Estas dos crisis, la política y la moral, comparten una raíz que se manifiesta en la sostenida erosión de la integridad pública y de nuestra sensibilidad colectiva. Ante la corrupción política, nos hemos acostumbrado a pensar que no se escapa ni uno, una idea que ha anestesiado la indignación y ha reducido la capacidad de exigir responsabilidades implacables. Ante la degradación moral, la reacción es de repulsa inmediata, pero a menudo falta reclamar en voz alta mecanismos de control, sanciones y medidas legislativas que impidan que este tipo de productos lleguen a nosotros como una mercancía más. Estamos perdiendo el aura benjaminiana porque en el capitalismo actual todo es mercancía.

Vivimos en un ecosistema informativo saturado de escándalos uno tras otro, donde cada nuevo caso desplaza al anterior antes de que este pueda generar un impacto transformador. Es como si nuestra capacidad de sorpresa tuviera un límite y ya lo hubiésemos superado, porque no damos crédito a más payasos. Todo ello contribuye a una sensación de impotencia colectiva. Estamos anestesiados, vemos que el sistema no funciona, que los controles flaquean y que las instituciones reaccionan tarde y mal, pero al mismo tiempo no encontramos el canal, ni el espacio ni la fuerza para articular una respuesta de protesta que vaya más allá del comentario indignado.

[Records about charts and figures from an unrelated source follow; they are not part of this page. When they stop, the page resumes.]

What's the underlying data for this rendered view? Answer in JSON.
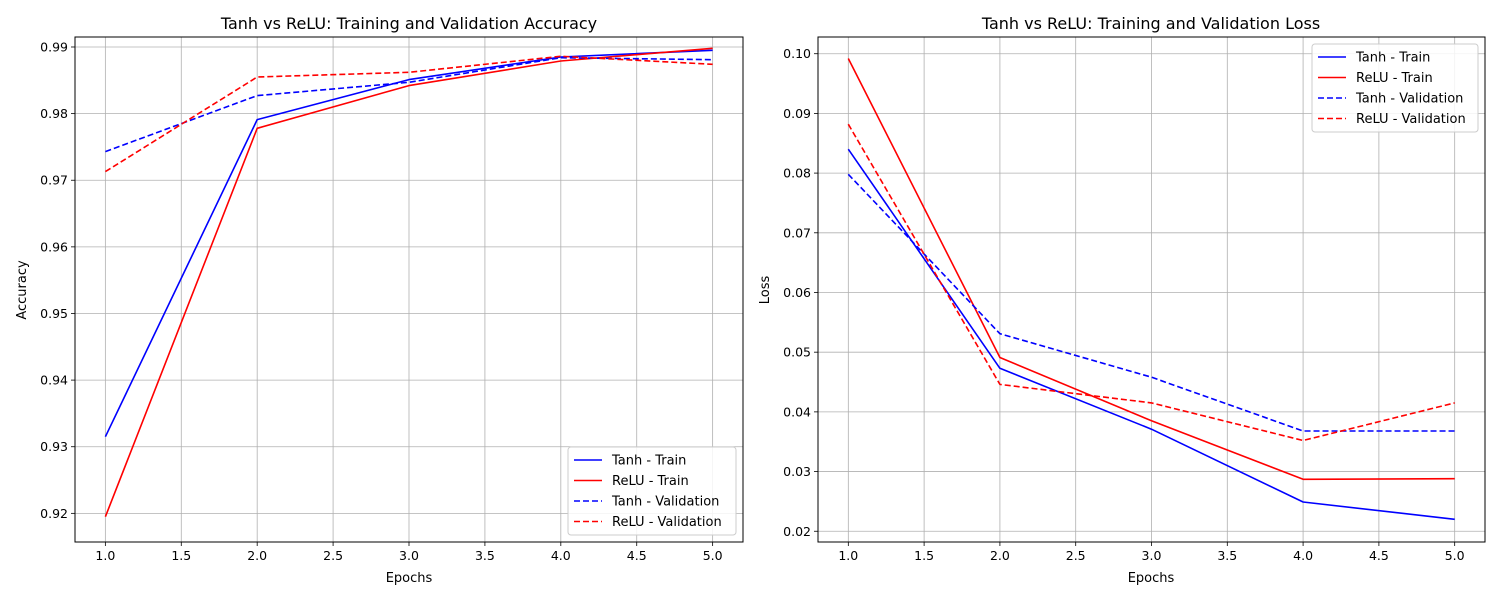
{
  "chart_data": [
    {
      "type": "line",
      "title": "Tanh vs ReLU: Training and Validation Accuracy",
      "xlabel": "Epochs",
      "ylabel": "Accuracy",
      "xlim": [
        0.8,
        5.2
      ],
      "ylim": [
        0.9157,
        0.9915
      ],
      "xticks": [
        1.0,
        1.5,
        2.0,
        2.5,
        3.0,
        3.5,
        4.0,
        4.5,
        5.0
      ],
      "xtick_labels": [
        "1.0",
        "1.5",
        "2.0",
        "2.5",
        "3.0",
        "3.5",
        "4.0",
        "4.5",
        "5.0"
      ],
      "yticks": [
        0.92,
        0.93,
        0.94,
        0.95,
        0.96,
        0.97,
        0.98,
        0.99
      ],
      "ytick_labels": [
        "0.92",
        "0.93",
        "0.94",
        "0.95",
        "0.96",
        "0.97",
        "0.98",
        "0.99"
      ],
      "grid": true,
      "legend_position": "lower-right",
      "x": [
        1,
        2,
        3,
        4,
        5
      ],
      "series": [
        {
          "name": "Tanh - Train",
          "color": "#0000ff",
          "style": "solid",
          "values": [
            0.9315,
            0.9791,
            0.9851,
            0.9885,
            0.9895
          ]
        },
        {
          "name": "ReLU - Train",
          "color": "#ff0000",
          "style": "solid",
          "values": [
            0.9195,
            0.9778,
            0.9842,
            0.9879,
            0.9898
          ]
        },
        {
          "name": "Tanh - Validation",
          "color": "#0000ff",
          "style": "dashed",
          "values": [
            0.9743,
            0.9827,
            0.9847,
            0.9884,
            0.9881
          ]
        },
        {
          "name": "ReLU - Validation",
          "color": "#ff0000",
          "style": "dashed",
          "values": [
            0.9713,
            0.9855,
            0.9862,
            0.9886,
            0.9874
          ]
        }
      ]
    },
    {
      "type": "line",
      "title": "Tanh vs ReLU: Training and Validation Loss",
      "xlabel": "Epochs",
      "ylabel": "Loss",
      "xlim": [
        0.8,
        5.2
      ],
      "ylim": [
        0.0182,
        0.1028
      ],
      "xticks": [
        1.0,
        1.5,
        2.0,
        2.5,
        3.0,
        3.5,
        4.0,
        4.5,
        5.0
      ],
      "xtick_labels": [
        "1.0",
        "1.5",
        "2.0",
        "2.5",
        "3.0",
        "3.5",
        "4.0",
        "4.5",
        "5.0"
      ],
      "yticks": [
        0.02,
        0.03,
        0.04,
        0.05,
        0.06,
        0.07,
        0.08,
        0.09,
        0.1
      ],
      "ytick_labels": [
        "0.02",
        "0.03",
        "0.04",
        "0.05",
        "0.06",
        "0.07",
        "0.08",
        "0.09",
        "0.10"
      ],
      "grid": true,
      "legend_position": "upper-right",
      "x": [
        1,
        2,
        3,
        4,
        5
      ],
      "series": [
        {
          "name": "Tanh - Train",
          "color": "#0000ff",
          "style": "solid",
          "values": [
            0.084,
            0.0473,
            0.0371,
            0.0249,
            0.022
          ]
        },
        {
          "name": "ReLU - Train",
          "color": "#ff0000",
          "style": "solid",
          "values": [
            0.0992,
            0.0491,
            0.0385,
            0.0287,
            0.0288
          ]
        },
        {
          "name": "Tanh - Validation",
          "color": "#0000ff",
          "style": "dashed",
          "values": [
            0.0798,
            0.0531,
            0.0458,
            0.0368,
            0.0368
          ]
        },
        {
          "name": "ReLU - Validation",
          "color": "#ff0000",
          "style": "dashed",
          "values": [
            0.0882,
            0.0446,
            0.0415,
            0.0352,
            0.0415
          ]
        }
      ]
    }
  ]
}
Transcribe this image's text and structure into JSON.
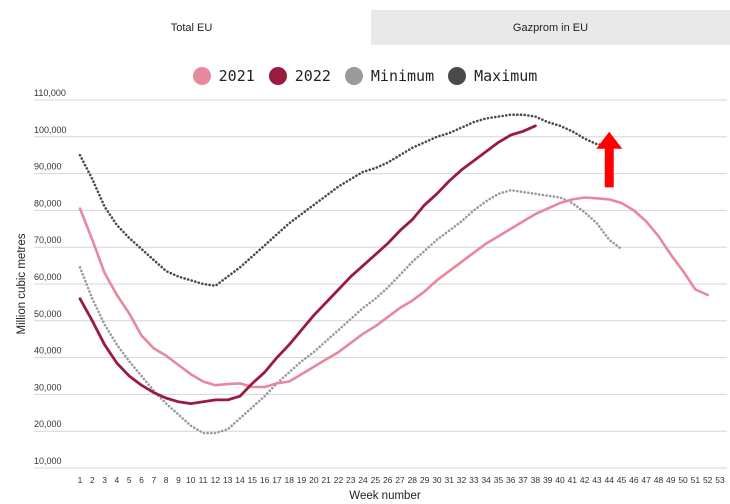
{
  "tabs": [
    {
      "label": "Total EU",
      "active": true
    },
    {
      "label": "Gazprom in EU",
      "active": false
    }
  ],
  "colors": {
    "y2021": "#e8889e",
    "y2022": "#9b1b3f",
    "minimum": "#9a9a9a",
    "maximum": "#4a4a4a",
    "arrow": "#ff0000"
  },
  "chart_data": {
    "type": "line",
    "xlabel": "Week number",
    "ylabel": "Million cubic metres",
    "ylim": [
      10000,
      110000
    ],
    "yticks": [
      10000,
      20000,
      30000,
      40000,
      50000,
      60000,
      70000,
      80000,
      90000,
      100000,
      110000
    ],
    "ytick_labels": [
      "10,000",
      "20,000",
      "30,000",
      "40,000",
      "50,000",
      "60,000",
      "70,000",
      "80,000",
      "90,000",
      "100,000",
      "110,000"
    ],
    "x": [
      1,
      2,
      3,
      4,
      5,
      6,
      7,
      8,
      9,
      10,
      11,
      12,
      13,
      14,
      15,
      16,
      17,
      18,
      19,
      20,
      21,
      22,
      23,
      24,
      25,
      26,
      27,
      28,
      29,
      30,
      31,
      32,
      33,
      34,
      35,
      36,
      37,
      38,
      39,
      40,
      41,
      42,
      43,
      44,
      45,
      46,
      47,
      48,
      49,
      50,
      51,
      52,
      53
    ],
    "legend_position": "top-center",
    "grid": true,
    "series": [
      {
        "name": "2021",
        "key": "y2021",
        "style": "solid",
        "values": [
          80500,
          72000,
          63000,
          57000,
          52000,
          46000,
          42500,
          40500,
          38000,
          35500,
          33500,
          32500,
          32800,
          33000,
          32000,
          32000,
          33000,
          33500,
          35500,
          37500,
          39500,
          41500,
          44000,
          46500,
          48500,
          51000,
          53500,
          55500,
          58000,
          61000,
          63500,
          66000,
          68500,
          71000,
          73000,
          75000,
          77000,
          79000,
          80500,
          82000,
          83000,
          83500,
          83300,
          83000,
          82000,
          80000,
          77000,
          73000,
          68000,
          63500,
          58500,
          57000,
          null
        ]
      },
      {
        "name": "2022",
        "key": "y2022",
        "style": "solid",
        "values": [
          56000,
          50000,
          43500,
          38500,
          35000,
          32500,
          30500,
          29000,
          28000,
          27500,
          28000,
          28500,
          28500,
          29500,
          33000,
          36000,
          40000,
          43500,
          47500,
          51500,
          55000,
          58500,
          62000,
          65000,
          68000,
          71000,
          74500,
          77500,
          81500,
          84500,
          88000,
          91000,
          93500,
          96000,
          98500,
          100500,
          101500,
          103000,
          null,
          null,
          null,
          null,
          null,
          null,
          null,
          null,
          null,
          null,
          null,
          null,
          null,
          null,
          null
        ]
      },
      {
        "name": "Minimum",
        "key": "minimum",
        "style": "dotted",
        "values": [
          64500,
          56000,
          49000,
          43500,
          39000,
          35000,
          31000,
          27500,
          24500,
          21500,
          19500,
          19500,
          20500,
          23500,
          26500,
          29500,
          33000,
          36000,
          39000,
          41500,
          44500,
          47500,
          50500,
          53500,
          56000,
          59000,
          62500,
          66000,
          69000,
          72000,
          74500,
          77000,
          80000,
          82500,
          84500,
          85500,
          85000,
          84500,
          84000,
          83500,
          82000,
          79500,
          76500,
          72000,
          69500,
          null,
          null,
          null,
          null,
          null,
          null,
          null,
          null
        ]
      },
      {
        "name": "Maximum",
        "key": "maximum",
        "style": "dotted",
        "values": [
          95000,
          88500,
          81000,
          76000,
          72500,
          69500,
          66500,
          63500,
          62000,
          61000,
          60000,
          59500,
          62000,
          64500,
          67500,
          70500,
          73500,
          76500,
          79000,
          81500,
          84000,
          86500,
          88500,
          90500,
          91500,
          93000,
          95000,
          97000,
          98500,
          100000,
          101000,
          102500,
          104000,
          105000,
          105500,
          106000,
          106000,
          105500,
          104000,
          103000,
          101500,
          99500,
          98000,
          97500,
          null,
          null,
          null,
          null,
          null,
          null,
          null,
          null,
          null
        ]
      }
    ],
    "annotation": {
      "type": "arrow",
      "direction": "up",
      "x": 44,
      "y_from": 83000,
      "y_to": 103000
    }
  }
}
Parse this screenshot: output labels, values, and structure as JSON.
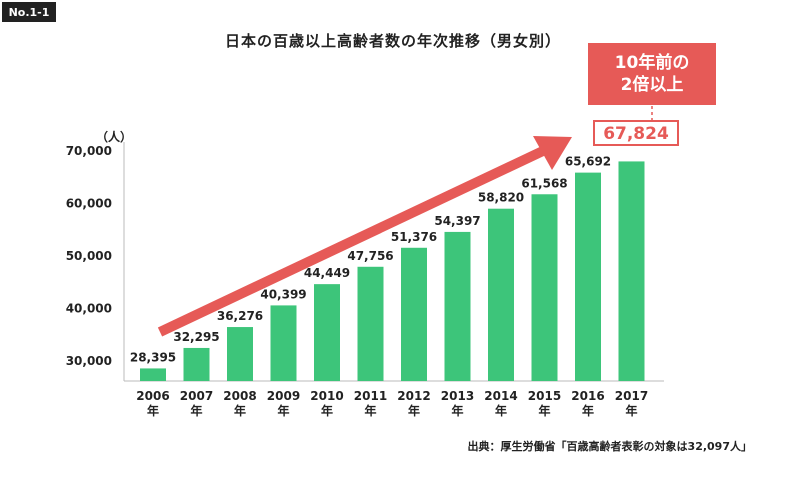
{
  "badge": "No.1-1",
  "title": "日本の百歳以上高齢者数の年次推移（男女別）",
  "callout": {
    "line1": "10年前の",
    "line2": "2倍以上"
  },
  "highlight_value": "67,824",
  "source": "出典：厚生労働省「百歳高齢者表彰の対象は32,097人」",
  "colors": {
    "bar": "#3dc57a",
    "arrow": "#e65a57",
    "callout": "#e65a57",
    "axis": "#bbbbbb"
  },
  "chart_data": {
    "type": "bar",
    "title": "日本の百歳以上高齢者数の年次推移（男女別）",
    "unit_label": "（人）",
    "categories": [
      "2006年",
      "2007年",
      "2008年",
      "2009年",
      "2010年",
      "2011年",
      "2012年",
      "2013年",
      "2014年",
      "2015年",
      "2016年",
      "2017年"
    ],
    "x_year_labels": [
      "2006",
      "2007",
      "2008",
      "2009",
      "2010",
      "2011",
      "2012",
      "2013",
      "2014",
      "2015",
      "2016",
      "2017"
    ],
    "x_suffix": "年",
    "values": [
      28395,
      32295,
      36276,
      40399,
      44449,
      47756,
      51376,
      54397,
      58820,
      61568,
      65692,
      67824
    ],
    "value_labels": [
      "28,395",
      "32,295",
      "36,276",
      "40,399",
      "44,449",
      "47,756",
      "51,376",
      "54,397",
      "58,820",
      "61,568",
      "65,692",
      "67,824"
    ],
    "ylim": [
      26000,
      70000
    ],
    "yticks": [
      30000,
      40000,
      50000,
      60000,
      70000
    ],
    "ytick_labels": [
      "30,000",
      "40,000",
      "50,000",
      "60,000",
      "70,000"
    ],
    "grid": false
  }
}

No podemos permitir que la corrupción política se convierta en un mal endémico asumido, ni que la comercialización de objetos que perpetúan imaginarios de abuso se integre en lógicas comerciales que quieren parecer neutras. En ambos casos, el reto es recuperar la capacidad de reaccionar, fiscalizar, presionar y exigir cambios reales. La resignación es, en realidad, la victoria de lo que nos indigna, y si la aceptamos, dejamos de defender no solo a unas instituciones públicas dignas, sino también a unos valores éticos básicos que deberían ser innegociables.

Hace demasiado tiempo que debería haber llegado el momento de preguntarnos sin contemplaciones qué nos está pasando y qué estamos dispuestos a hacer para solucionarlo, porque la corrupción ya forma parte de nuestro paisaje social y el problema ya no es que haya corruptos o productos aberrantes, el problema, señores, señoras, señoros y señoris, el problema somos nosotros, que hemos renunciado a combatirlos.